This voluntary contact register, formerly known as UK DonorLink (UKDL), has been set up to enable people conceived through donated sperm or eggs, their donors and half-siblings to exchange information and, where desired, to contact each other. The register is available throughout the UK and has historically been intended for anyone who donated in a UK clinic or was conceived following treatment in a UK clinic before August 1991. Those that were conceived after 1 August 1991 are welcome to get involved as well.
At 19 years old I found out that I was donor conceived. Sadly my parents had been unable to have a child together due to my father’s infertility. My father had a hereditary illness and it was shortly before he died that my mother decided to tell my sister and I that he was not our real father. I think she chose this moment because she did not want us to worry that we may inherit his disease.
I loved my father dearly and I was heartbroken but also desperate to learn more about my genetic origins and who my donor was. It was tough, on the one hand I had this intense urge to know who I was and where I was from, yet on the other I did not want to be disrespectful for everything my father had done for me. I was in utter turmoil.

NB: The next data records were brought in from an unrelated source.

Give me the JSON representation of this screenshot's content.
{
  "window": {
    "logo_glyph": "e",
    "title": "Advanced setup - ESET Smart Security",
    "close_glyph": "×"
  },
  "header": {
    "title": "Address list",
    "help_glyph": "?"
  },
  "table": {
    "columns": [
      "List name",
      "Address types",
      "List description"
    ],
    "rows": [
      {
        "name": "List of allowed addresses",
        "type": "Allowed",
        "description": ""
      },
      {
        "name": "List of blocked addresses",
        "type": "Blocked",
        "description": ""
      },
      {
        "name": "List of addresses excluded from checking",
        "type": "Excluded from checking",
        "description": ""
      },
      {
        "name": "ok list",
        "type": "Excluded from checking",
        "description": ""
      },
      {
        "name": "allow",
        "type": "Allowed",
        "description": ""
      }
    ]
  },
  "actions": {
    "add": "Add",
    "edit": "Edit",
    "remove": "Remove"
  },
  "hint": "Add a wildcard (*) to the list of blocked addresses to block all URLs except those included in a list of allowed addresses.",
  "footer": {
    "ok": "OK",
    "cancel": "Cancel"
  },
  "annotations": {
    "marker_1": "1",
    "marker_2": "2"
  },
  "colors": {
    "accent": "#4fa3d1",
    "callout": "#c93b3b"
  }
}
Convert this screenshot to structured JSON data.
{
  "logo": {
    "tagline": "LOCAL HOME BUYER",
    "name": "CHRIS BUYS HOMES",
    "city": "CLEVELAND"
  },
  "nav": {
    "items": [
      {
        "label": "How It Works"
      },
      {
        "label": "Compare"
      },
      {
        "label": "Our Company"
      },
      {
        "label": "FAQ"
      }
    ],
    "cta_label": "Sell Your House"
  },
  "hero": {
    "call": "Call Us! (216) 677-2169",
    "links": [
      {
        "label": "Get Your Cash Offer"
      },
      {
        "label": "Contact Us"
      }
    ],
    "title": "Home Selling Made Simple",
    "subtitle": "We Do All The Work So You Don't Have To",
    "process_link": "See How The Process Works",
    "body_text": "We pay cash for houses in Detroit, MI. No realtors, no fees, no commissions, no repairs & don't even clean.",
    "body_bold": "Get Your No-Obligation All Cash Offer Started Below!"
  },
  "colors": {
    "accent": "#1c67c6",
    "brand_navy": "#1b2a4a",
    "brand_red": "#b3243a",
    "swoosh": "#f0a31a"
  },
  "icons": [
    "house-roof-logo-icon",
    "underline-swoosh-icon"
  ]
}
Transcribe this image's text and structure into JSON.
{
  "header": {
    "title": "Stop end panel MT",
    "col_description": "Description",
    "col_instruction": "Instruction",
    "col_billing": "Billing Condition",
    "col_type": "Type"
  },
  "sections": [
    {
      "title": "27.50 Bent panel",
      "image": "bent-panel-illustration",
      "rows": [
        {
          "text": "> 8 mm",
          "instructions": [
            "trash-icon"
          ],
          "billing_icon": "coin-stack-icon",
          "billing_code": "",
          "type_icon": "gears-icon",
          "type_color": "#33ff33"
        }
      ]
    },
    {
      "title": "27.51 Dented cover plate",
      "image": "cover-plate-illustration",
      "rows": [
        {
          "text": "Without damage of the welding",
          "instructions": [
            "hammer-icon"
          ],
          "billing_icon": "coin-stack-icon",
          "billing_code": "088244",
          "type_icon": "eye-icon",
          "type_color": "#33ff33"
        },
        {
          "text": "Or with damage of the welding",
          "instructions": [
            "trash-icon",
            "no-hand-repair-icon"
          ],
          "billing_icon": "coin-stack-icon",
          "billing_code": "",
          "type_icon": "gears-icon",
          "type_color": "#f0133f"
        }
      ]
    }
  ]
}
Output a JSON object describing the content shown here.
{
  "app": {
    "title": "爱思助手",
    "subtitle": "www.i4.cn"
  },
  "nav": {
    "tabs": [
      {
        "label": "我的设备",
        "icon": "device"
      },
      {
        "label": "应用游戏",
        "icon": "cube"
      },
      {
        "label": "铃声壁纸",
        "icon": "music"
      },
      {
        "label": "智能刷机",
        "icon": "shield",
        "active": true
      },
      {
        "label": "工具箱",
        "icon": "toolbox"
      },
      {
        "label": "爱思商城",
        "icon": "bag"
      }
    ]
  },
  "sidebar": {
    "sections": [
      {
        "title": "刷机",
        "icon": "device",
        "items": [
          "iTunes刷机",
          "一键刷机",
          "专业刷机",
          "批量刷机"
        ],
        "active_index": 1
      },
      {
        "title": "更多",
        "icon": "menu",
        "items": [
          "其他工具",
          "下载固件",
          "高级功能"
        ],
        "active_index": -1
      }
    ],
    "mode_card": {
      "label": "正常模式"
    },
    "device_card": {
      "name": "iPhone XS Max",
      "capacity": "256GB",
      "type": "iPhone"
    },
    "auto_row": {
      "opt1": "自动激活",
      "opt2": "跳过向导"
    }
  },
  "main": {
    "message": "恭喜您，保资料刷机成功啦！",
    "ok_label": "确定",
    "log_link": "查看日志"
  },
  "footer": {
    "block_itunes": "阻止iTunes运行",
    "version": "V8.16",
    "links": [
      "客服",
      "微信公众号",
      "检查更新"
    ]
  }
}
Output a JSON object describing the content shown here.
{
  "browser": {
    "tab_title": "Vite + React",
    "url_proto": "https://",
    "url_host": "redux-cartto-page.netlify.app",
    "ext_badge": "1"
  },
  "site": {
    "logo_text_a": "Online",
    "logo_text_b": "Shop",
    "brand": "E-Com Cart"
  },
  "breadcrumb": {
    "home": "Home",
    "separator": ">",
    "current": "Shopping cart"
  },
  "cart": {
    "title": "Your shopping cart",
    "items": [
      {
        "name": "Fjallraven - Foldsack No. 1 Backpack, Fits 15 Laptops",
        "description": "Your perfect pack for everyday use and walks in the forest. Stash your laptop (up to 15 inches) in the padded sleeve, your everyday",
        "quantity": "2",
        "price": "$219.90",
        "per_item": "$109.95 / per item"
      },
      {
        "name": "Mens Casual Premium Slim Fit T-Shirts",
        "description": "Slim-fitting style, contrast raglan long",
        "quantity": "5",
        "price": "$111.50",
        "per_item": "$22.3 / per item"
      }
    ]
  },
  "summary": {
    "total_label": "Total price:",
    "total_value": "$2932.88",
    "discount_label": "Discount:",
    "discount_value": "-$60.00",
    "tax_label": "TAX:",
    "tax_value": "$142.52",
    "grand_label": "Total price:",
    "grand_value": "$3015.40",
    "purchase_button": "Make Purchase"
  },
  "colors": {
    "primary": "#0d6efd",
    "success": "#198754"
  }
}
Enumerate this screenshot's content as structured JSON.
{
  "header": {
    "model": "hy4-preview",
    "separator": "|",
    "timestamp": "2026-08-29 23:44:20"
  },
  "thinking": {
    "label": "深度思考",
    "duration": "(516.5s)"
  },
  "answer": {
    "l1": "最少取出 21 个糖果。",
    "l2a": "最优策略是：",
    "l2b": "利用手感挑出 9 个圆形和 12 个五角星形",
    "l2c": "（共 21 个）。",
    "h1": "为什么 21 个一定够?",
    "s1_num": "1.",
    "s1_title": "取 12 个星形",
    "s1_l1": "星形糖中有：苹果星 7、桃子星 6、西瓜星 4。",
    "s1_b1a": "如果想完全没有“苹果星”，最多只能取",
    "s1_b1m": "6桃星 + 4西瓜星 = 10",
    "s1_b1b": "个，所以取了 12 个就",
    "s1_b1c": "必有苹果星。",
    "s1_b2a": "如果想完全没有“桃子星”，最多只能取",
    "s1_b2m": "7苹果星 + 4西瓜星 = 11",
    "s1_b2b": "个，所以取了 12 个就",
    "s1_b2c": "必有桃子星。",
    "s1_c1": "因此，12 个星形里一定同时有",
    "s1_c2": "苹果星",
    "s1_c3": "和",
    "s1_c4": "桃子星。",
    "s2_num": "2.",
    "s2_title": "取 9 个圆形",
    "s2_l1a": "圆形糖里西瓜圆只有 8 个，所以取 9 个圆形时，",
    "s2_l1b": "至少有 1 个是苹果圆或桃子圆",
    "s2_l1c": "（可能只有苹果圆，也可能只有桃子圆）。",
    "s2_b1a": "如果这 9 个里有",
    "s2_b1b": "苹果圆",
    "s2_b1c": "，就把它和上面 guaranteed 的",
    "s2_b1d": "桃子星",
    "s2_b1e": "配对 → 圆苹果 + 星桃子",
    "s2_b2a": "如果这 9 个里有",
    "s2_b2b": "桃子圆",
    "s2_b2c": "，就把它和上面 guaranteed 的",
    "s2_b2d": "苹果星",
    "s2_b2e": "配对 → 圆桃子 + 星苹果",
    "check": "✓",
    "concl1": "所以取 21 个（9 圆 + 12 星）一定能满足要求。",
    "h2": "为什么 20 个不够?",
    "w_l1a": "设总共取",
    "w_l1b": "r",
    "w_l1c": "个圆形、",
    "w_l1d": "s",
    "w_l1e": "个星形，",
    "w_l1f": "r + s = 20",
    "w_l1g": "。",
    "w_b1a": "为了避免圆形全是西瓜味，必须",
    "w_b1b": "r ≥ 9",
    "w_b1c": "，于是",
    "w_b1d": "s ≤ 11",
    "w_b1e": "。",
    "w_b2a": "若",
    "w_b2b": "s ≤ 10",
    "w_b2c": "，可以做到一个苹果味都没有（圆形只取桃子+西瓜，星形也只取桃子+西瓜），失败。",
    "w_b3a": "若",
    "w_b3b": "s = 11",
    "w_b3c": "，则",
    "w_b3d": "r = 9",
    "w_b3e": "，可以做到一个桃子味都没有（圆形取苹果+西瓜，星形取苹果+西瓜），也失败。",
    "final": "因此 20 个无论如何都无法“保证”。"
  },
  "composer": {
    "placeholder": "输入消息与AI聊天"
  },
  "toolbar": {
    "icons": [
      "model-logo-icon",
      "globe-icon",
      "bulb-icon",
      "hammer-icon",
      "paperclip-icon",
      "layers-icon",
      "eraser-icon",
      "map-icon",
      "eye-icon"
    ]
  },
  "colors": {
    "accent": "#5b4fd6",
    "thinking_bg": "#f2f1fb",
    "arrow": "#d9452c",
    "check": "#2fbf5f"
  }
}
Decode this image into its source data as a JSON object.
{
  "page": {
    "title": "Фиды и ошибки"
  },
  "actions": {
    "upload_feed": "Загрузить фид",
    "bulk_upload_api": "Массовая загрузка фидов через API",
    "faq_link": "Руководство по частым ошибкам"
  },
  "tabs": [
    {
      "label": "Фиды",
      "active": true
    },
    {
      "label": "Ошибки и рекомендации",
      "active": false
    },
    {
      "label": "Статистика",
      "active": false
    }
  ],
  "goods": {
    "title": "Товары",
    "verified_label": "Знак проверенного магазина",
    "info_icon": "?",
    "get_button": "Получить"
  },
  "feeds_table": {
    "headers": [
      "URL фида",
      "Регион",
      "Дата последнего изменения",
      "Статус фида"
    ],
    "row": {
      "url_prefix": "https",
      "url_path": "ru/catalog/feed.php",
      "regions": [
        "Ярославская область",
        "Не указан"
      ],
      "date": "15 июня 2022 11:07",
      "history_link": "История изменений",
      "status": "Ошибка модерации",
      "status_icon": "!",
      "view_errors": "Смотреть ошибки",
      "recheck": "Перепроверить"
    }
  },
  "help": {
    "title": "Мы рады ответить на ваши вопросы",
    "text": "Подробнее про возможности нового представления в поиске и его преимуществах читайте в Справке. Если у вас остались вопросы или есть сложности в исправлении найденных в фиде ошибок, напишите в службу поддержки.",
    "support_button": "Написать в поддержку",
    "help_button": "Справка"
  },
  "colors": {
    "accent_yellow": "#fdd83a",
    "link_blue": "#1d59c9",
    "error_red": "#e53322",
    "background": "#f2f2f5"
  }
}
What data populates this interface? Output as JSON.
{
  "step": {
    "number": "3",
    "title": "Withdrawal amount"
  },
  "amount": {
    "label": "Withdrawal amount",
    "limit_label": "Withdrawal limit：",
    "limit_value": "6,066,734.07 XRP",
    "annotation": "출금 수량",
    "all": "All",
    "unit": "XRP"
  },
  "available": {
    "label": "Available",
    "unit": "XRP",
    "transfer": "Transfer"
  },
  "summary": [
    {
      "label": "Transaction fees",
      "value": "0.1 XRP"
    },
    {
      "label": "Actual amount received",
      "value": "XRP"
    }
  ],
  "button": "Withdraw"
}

As time passed, I found out that I was conceived at a Harley St clinic in the 70s. My mother told me that the physician who had arranged the insemination was Dr Carruthers at Number 17. I contacted him immediately. Sadly he was unable to offer any help. My heart plummeted as he said, “All records were destroyed many years ago”. This was in the mid 90s and there was absolutely nothing I could do. What made it more difficult was that my sister had no interest in finding anything out. I felt utterly alone. I didn’t know anyone else who had been conceived in this way and I had no idea who to turn to. Nobody seemed to understand how affected me.
The months and years passed and I continued to think about this regularly but it was all so pointless. What could I do? Records had been destroyed, the internet was early days, so there was no information available to someone like myself. It was around 2004, I sat and watched a documentary about adoptees reuniting with their birth family, the internet was now more advanced and so I decided to do some research. I found a support group specifically for people who were donor conceived. I have no words which could even articulate how I felt in that moment. It was the most amazing feeling I had ever experienced. Finally I felt a sense of belonging and I could share how I felt with others who instinctively understood what I was going through. We were like a huge family.
A year or so later the government set up an organisation, UKDonorLink, now known as the Donor Conceived Register. The purpose of the organisation was for people who were donor conceived as well as donors to voluntarily submit their DNA so that they could be matched with their donor or half-siblings if any had registered. I was so excited for this and joined at its inception. Sadly I had found neither my donor or any siblings at that time. The service was poorly funded and poorly advertised.
In 2010 I registered my DNA with a genealogy website, again hopeful that I would find my donor or a half-sibling. Nothing closer than a 3rd to 4th cousin which was no help at all. In 2014 my luck began to change. A second cousin joined the website and she had a full family tree I could access. She wasn’t from my mother’s side. I knew my donor was likely to have been a medical student (they all were in the 70s), this helped me trace and work out who he was. But there was another crushing blow when I also quickly worked out that he had died five years earlier. Some months later, I contacted his siblings who had survived him. They were incredibly warm and helpful. They told me about my donor, his life and shared photos with me. It was amazing!
Three years on, in 2017, I finally found my first half-brother through the donor conceived register. Meeting my brother for the first time was one of the best days of my life! Soon after a half sister through the same organisation. I then registered with other genealogy websites, Ancestry, 23&me, MyHeritage until now in 2020 I have a total of 20 siblings, so far.
In finding my donors family and many siblings I have found a sense of peace I had never dreamed possible. Because of this, I remain committed to the Donor Conceived Register to help and support others to find their answers and sense of peace too.